I ignore the weight and normal force of the boxes on the table, since they cancel
[tex]\sum F_{x} = (T_{m_{2}})_{x} + (T_{m_{1}})_{left} + (T_{m_{1}})_{right}[/tex]
But [tex] (T_{m_{2}})_{x} + (T_{m_{1}})_{left} [/tex] cancel, right? Because they are equal but opposite?
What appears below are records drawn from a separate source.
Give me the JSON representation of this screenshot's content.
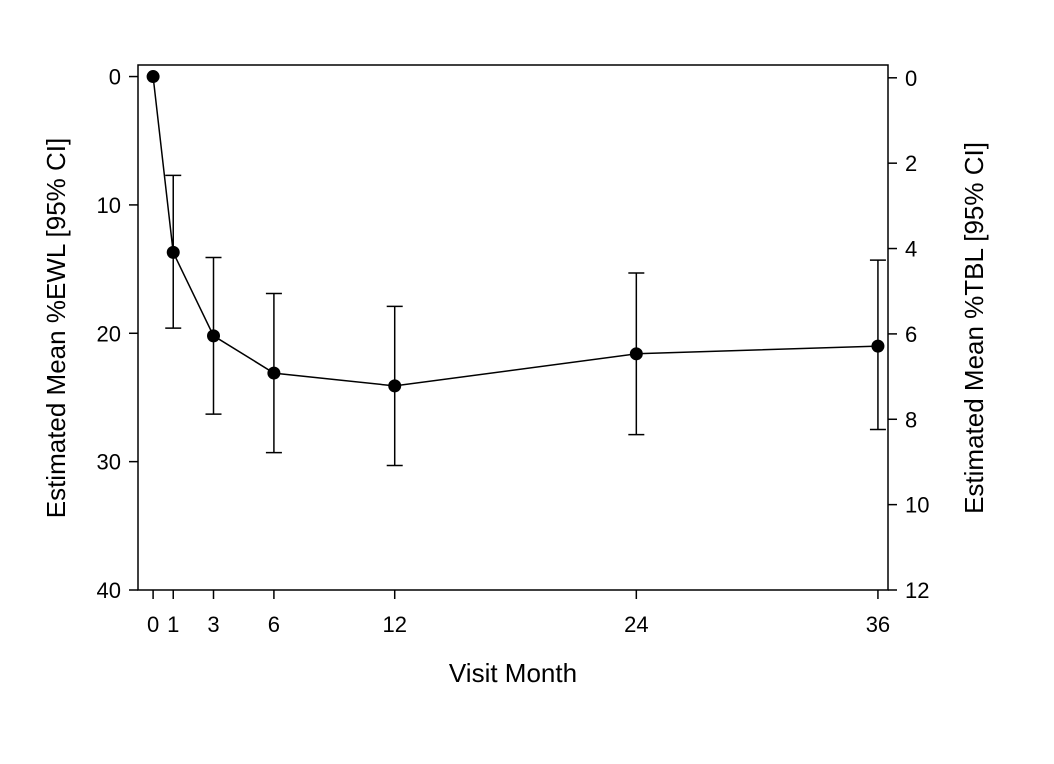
{
  "chart_data": {
    "type": "line",
    "xlabel": "Visit Month",
    "ylabel_left": "Estimated Mean %EWL [95% CI]",
    "ylabel_right": "Estimated Mean %TBL [95% CI]",
    "x_ticks": [
      0,
      1,
      3,
      6,
      12,
      24,
      36
    ],
    "xlim": [
      -0.75,
      36.5
    ],
    "y_left_ticks": [
      0,
      10,
      20,
      30,
      40
    ],
    "y_left_lim": [
      -0.9,
      40
    ],
    "y_left_inverted": true,
    "y_right_ticks": [
      0,
      2,
      4,
      6,
      8,
      10,
      12
    ],
    "y_right_lim": [
      -0.3,
      12
    ],
    "y_right_inverted": true,
    "grid": false,
    "series": [
      {
        "x": [
          0,
          1,
          3,
          6,
          12,
          24,
          36
        ],
        "y": [
          0,
          13.7,
          20.2,
          23.1,
          24.1,
          21.6,
          21.0
        ],
        "ci_low": [
          0,
          7.7,
          14.1,
          16.9,
          17.9,
          15.3,
          14.3
        ],
        "ci_high": [
          0,
          19.6,
          26.3,
          29.3,
          30.3,
          27.9,
          27.5
        ]
      }
    ]
  }
}
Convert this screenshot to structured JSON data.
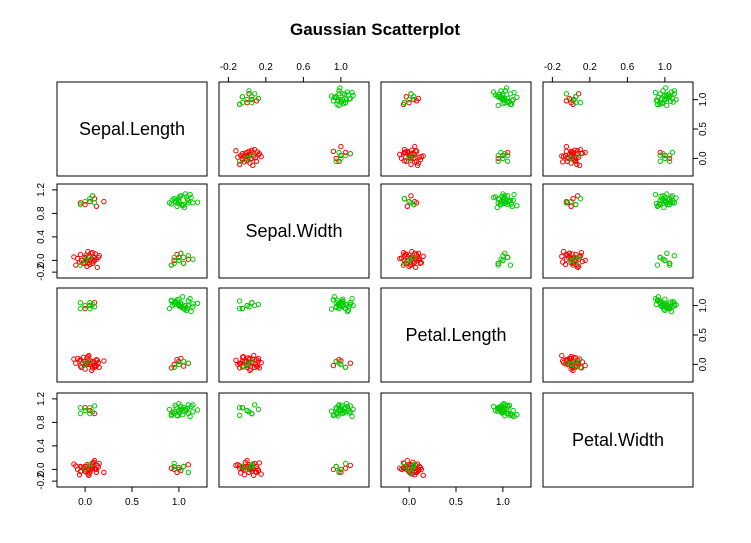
{
  "chart_data": {
    "type": "scatter",
    "title": "Gaussian Scatterplot",
    "variables": [
      "Sepal.Length",
      "Sepal.Width",
      "Petal.Length",
      "Petal.Width"
    ],
    "axis_range": [
      -0.3,
      1.3
    ],
    "axes": {
      "top": {
        "columns": [
          1,
          3
        ],
        "ticks": [
          -0.2,
          0.2,
          0.6,
          1.0
        ],
        "tick_labels": [
          "-0.2",
          "0.2",
          "0.6",
          "1.0"
        ]
      },
      "bottom": {
        "columns": [
          0,
          2
        ],
        "ticks": [
          0.0,
          0.5,
          1.0
        ],
        "tick_labels": [
          "0.0",
          "0.5",
          "1.0"
        ]
      },
      "left": {
        "rows": [
          1,
          3
        ],
        "ticks": [
          -0.2,
          0.4,
          0.8,
          1.2
        ],
        "minor_ticks": [
          0.0
        ],
        "tick_labels": [
          "-0.2",
          "0.4",
          "0.8",
          "1.2"
        ],
        "minor_tick_labels": [
          "0.0"
        ]
      },
      "right": {
        "rows": [
          0,
          2
        ],
        "ticks": [
          0.0,
          0.5,
          1.0
        ],
        "tick_labels": [
          "0.0",
          "0.5",
          "1.0"
        ]
      }
    },
    "series": [
      {
        "name": "",
        "color": "#ff0000",
        "values": [
          [
            0.05,
            0.0,
            0.0,
            0.0
          ],
          [
            0.0,
            0.05,
            0.02,
            -0.03
          ],
          [
            0.08,
            -0.05,
            0.05,
            0.02
          ],
          [
            -0.05,
            0.1,
            -0.03,
            0.05
          ],
          [
            0.12,
            0.02,
            0.08,
            -0.05
          ],
          [
            0.02,
            -0.1,
            0.0,
            0.08
          ],
          [
            -0.08,
            0.03,
            0.1,
            0.0
          ],
          [
            0.15,
            0.08,
            -0.05,
            0.1
          ],
          [
            0.03,
            0.15,
            0.03,
            -0.08
          ],
          [
            -0.02,
            -0.05,
            0.12,
            0.03
          ],
          [
            0.1,
            0.0,
            -0.02,
            0.15
          ],
          [
            0.06,
            0.12,
            0.06,
            -0.02
          ],
          [
            -0.1,
            -0.08,
            0.02,
            0.06
          ],
          [
            0.0,
            0.04,
            -0.08,
            0.0
          ],
          [
            0.09,
            -0.02,
            0.04,
            0.12
          ],
          [
            0.04,
            0.07,
            0.15,
            -0.1
          ],
          [
            -0.04,
            0.0,
            -0.05,
            0.04
          ],
          [
            0.13,
            -0.12,
            0.07,
            0.07
          ],
          [
            0.01,
            0.09,
            0.0,
            -0.04
          ],
          [
            0.07,
            0.03,
            -0.1,
            0.02
          ],
          [
            -0.12,
            0.06,
            0.09,
            0.09
          ],
          [
            0.05,
            -0.07,
            0.01,
            -0.06
          ],
          [
            0.11,
            0.11,
            -0.04,
            0.01
          ],
          [
            0.02,
            0.01,
            0.11,
            0.05
          ],
          [
            -0.06,
            -0.03,
            0.06,
            -0.09
          ],
          [
            0.08,
            0.13,
            -0.06,
            0.11
          ],
          [
            0.03,
            -0.04,
            0.13,
            0.0
          ],
          [
            0.14,
            0.05,
            0.03,
            0.04
          ],
          [
            0.05,
            1.0,
            0.0,
            0.0
          ],
          [
            0.0,
            0.95,
            0.05,
            0.05
          ],
          [
            0.1,
            1.05,
            -0.05,
            0.02
          ],
          [
            -0.05,
            0.98,
            0.08,
            -0.04
          ],
          [
            0.08,
            1.1,
            0.02,
            0.07
          ],
          [
            0.12,
            0.92,
            -0.02,
            0.0
          ],
          [
            0.2,
            1.0,
            0.06,
            -0.05
          ],
          [
            0.95,
            0.0,
            0.0,
            0.0
          ],
          [
            1.0,
            0.05,
            0.05,
            0.03
          ],
          [
            1.05,
            -0.05,
            -0.03,
            0.05
          ],
          [
            0.98,
            0.1,
            0.08,
            -0.05
          ],
          [
            1.1,
            0.02,
            0.02,
            0.08
          ],
          [
            0.92,
            -0.08,
            -0.06,
            0.02
          ],
          [
            1.02,
            0.12,
            0.1,
            -0.02
          ],
          [
            0.05,
            0.0,
            1.0,
            1.0
          ],
          [
            0.1,
            0.05,
            1.05,
            0.95
          ],
          [
            0.0,
            -0.05,
            0.95,
            1.05
          ]
        ]
      },
      {
        "name": "",
        "color": "#00cc00",
        "values": [
          [
            1.0,
            1.0,
            1.0,
            1.0
          ],
          [
            0.95,
            1.05,
            1.02,
            0.98
          ],
          [
            1.05,
            0.95,
            0.98,
            1.05
          ],
          [
            1.1,
            1.02,
            1.08,
            0.95
          ],
          [
            0.9,
            0.98,
            0.95,
            1.02
          ],
          [
            1.02,
            1.1,
            1.05,
            1.08
          ],
          [
            0.98,
            0.92,
            1.1,
            0.92
          ],
          [
            1.08,
            1.08,
            0.92,
            1.0
          ],
          [
            1.15,
            0.98,
            1.03,
            1.1
          ],
          [
            0.93,
            1.03,
            1.0,
            0.97
          ],
          [
            1.03,
            0.95,
            0.97,
            1.03
          ],
          [
            1.12,
            1.12,
            1.12,
            0.9
          ],
          [
            0.97,
            1.0,
            1.06,
            1.06
          ],
          [
            1.06,
            0.9,
            0.94,
            0.99
          ],
          [
            1.0,
            1.06,
            1.01,
            1.12
          ],
          [
            0.92,
            0.96,
            1.09,
            0.94
          ],
          [
            1.09,
            1.04,
            0.96,
            1.04
          ],
          [
            1.2,
            0.99,
            1.04,
            1.01
          ],
          [
            1.01,
            1.09,
            0.99,
            0.96
          ],
          [
            0.96,
            1.01,
            1.07,
            1.09
          ],
          [
            1.04,
            0.93,
            1.15,
            0.93
          ],
          [
            1.13,
            1.07,
            0.9,
            1.07
          ],
          [
            0.99,
            0.97,
            1.02,
            0.91
          ],
          [
            1.07,
            1.13,
            1.0,
            1.02
          ],
          [
            1.0,
            1.02,
            1.11,
            1.0
          ],
          [
            1.0,
            0.0,
            1.0,
            1.0
          ],
          [
            0.95,
            0.05,
            1.05,
            0.95
          ],
          [
            1.05,
            -0.05,
            0.95,
            1.05
          ],
          [
            1.1,
            0.08,
            1.0,
            1.1
          ],
          [
            0.92,
            -0.08,
            1.08,
            0.92
          ],
          [
            1.15,
            0.02,
            0.98,
            0.98
          ],
          [
            1.02,
            0.12,
            1.02,
            1.02
          ],
          [
            0.0,
            1.0,
            1.0,
            1.0
          ],
          [
            0.05,
            1.05,
            0.95,
            1.05
          ],
          [
            -0.05,
            0.95,
            1.05,
            0.95
          ],
          [
            0.08,
            1.1,
            1.02,
            0.98
          ],
          [
            0.1,
            0.98,
            0.98,
            1.08
          ],
          [
            0.0,
            0.0,
            1.0,
            1.0
          ],
          [
            0.05,
            0.05,
            1.05,
            0.95
          ],
          [
            -0.05,
            -0.08,
            0.95,
            1.05
          ],
          [
            1.0,
            1.0,
            0.0,
            0.0
          ],
          [
            1.05,
            0.95,
            0.05,
            0.05
          ],
          [
            0.95,
            1.05,
            -0.05,
            0.1
          ],
          [
            1.1,
            0.98,
            0.02,
            -0.05
          ],
          [
            0.0,
            0.0,
            0.0,
            0.0
          ],
          [
            0.05,
            0.05,
            0.05,
            0.08
          ],
          [
            1.0,
            0.0,
            0.0,
            0.0
          ],
          [
            1.05,
            0.05,
            0.05,
            0.05
          ],
          [
            0.95,
            -0.05,
            -0.05,
            0.05
          ]
        ]
      }
    ],
    "panel_range_x": [
      -0.3,
      1.3
    ],
    "panel_range_y": [
      -0.3,
      1.3
    ],
    "colors": {
      "red": "#ff0000",
      "green": "#00cc00"
    },
    "grid": false
  }
}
So, [tex]\sum F_{x} = (T_{m_{1}})_{right}[/tex]
And,
[tex]\sum F_{y} = (T_{m})_{y} + w_{y}[/tex]
So,
[tex]F_{net} = \sum F_{x} + \sum F_{y} = (T_{m_{1}})_{right} + (T_{m})_{y} + w_{y}[/tex]
But since,
[tex](T_{m_{1}})_{right} + (T_{m})_{y}[/tex] are equal but opposite, they too cancel, right?
So you are left with [tex]F_{net} = m_{net}*a = w_{y} = m*g[/tex]
Then, you can solve
[tex]F_{net} = 4.9 kg*a = 1.5 kg*9.81\frac{m}{s^2}[/tex]
[tex]a = 3.00 \frac{m}{s^2}[/tex]
Does my reasoning make sense of how the tensions cancel and so are not factored into the equation?
Thanks,
Coop